Ausnahme Saisonbetriebe
Für Branchen, in denen Saisonbetriebe überwiegen, können kollektivvertraglich abweichende Regeln festgelegt werden. Der Gesetzgeber verweist im Hinblick auf Saisonbetriebe auf § 53 Abs 6 ArbVG. Demnach handelt es sich bei Saisonbetrieben um Betriebe, die ihrer Art nach nur zu bestimmten Jahreszeiten arbeiten oder die regelmäßig zu gewissen Zeiten des Jahres erheblich verstärkt arbeiten.
Die Ausnahme umfasst daher einerseits Betriebe, die – vor allem witterungsbedingt – in Abhängigkeit von den Jahreszeiten nicht ganzjährig arbeiten (zB Zirkus, Moorbadebetrieb, Ziegeleien, Seilbahnen, Fremdenverkehrsbetriebe, Betriebe des Baugewerbes etc) und andererseits auch ganzjährig geöffnete Betriebe, die regelmäßig zu gewissen Zeiten des Jahres erheblich verstärkt arbeiten (vgl OGH 9 ObA 116/21f mwN).

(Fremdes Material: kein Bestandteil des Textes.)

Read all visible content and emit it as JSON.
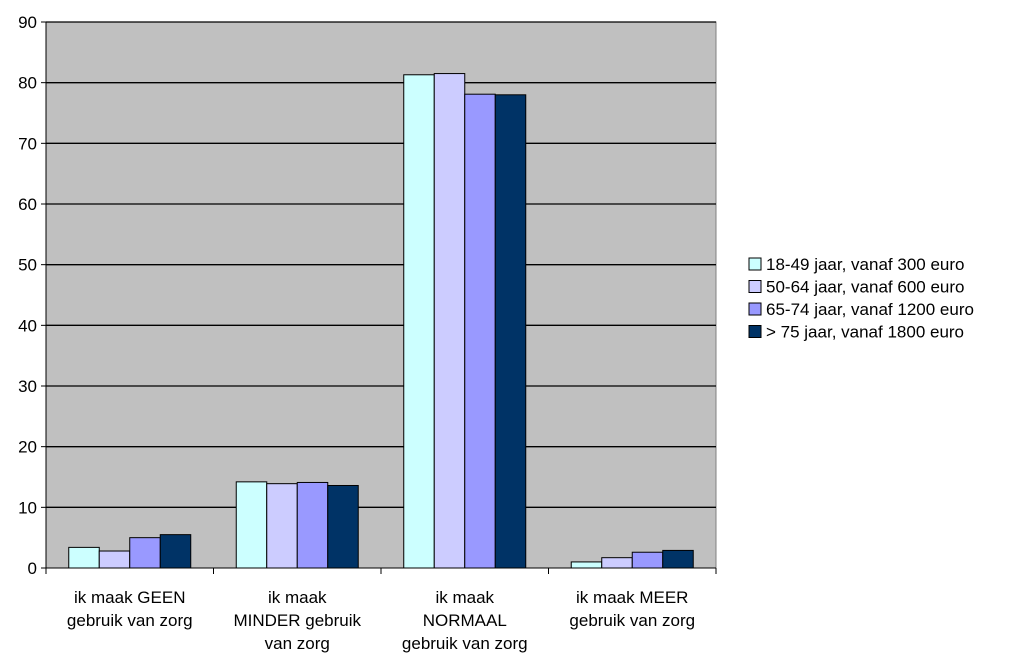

Berechnung der Kündigungsfrist
Für die Berechnung der Dauer der Kündigungsfrist ist weder der Zeitpunkt des Zuganges der Kündigungserklärung noch der letzte Tag des Arbeitsverhältnisses ausschlaggebend. Die Frist richtet sich nach jenem Zeitpunkt, zu dem der Zugang der Kündigungserklärung unter Einhaltung der kürzeren Frist für den gewünschten Endtermin des Arbeitsverhältnisses spätestens möglich ist. Ist zu diesem Zeitpunkt bereits die entsprechende Anzahl von Dienstjahren für die längere Kündigungsfrist vollendet, ist jene auch einzuhalten.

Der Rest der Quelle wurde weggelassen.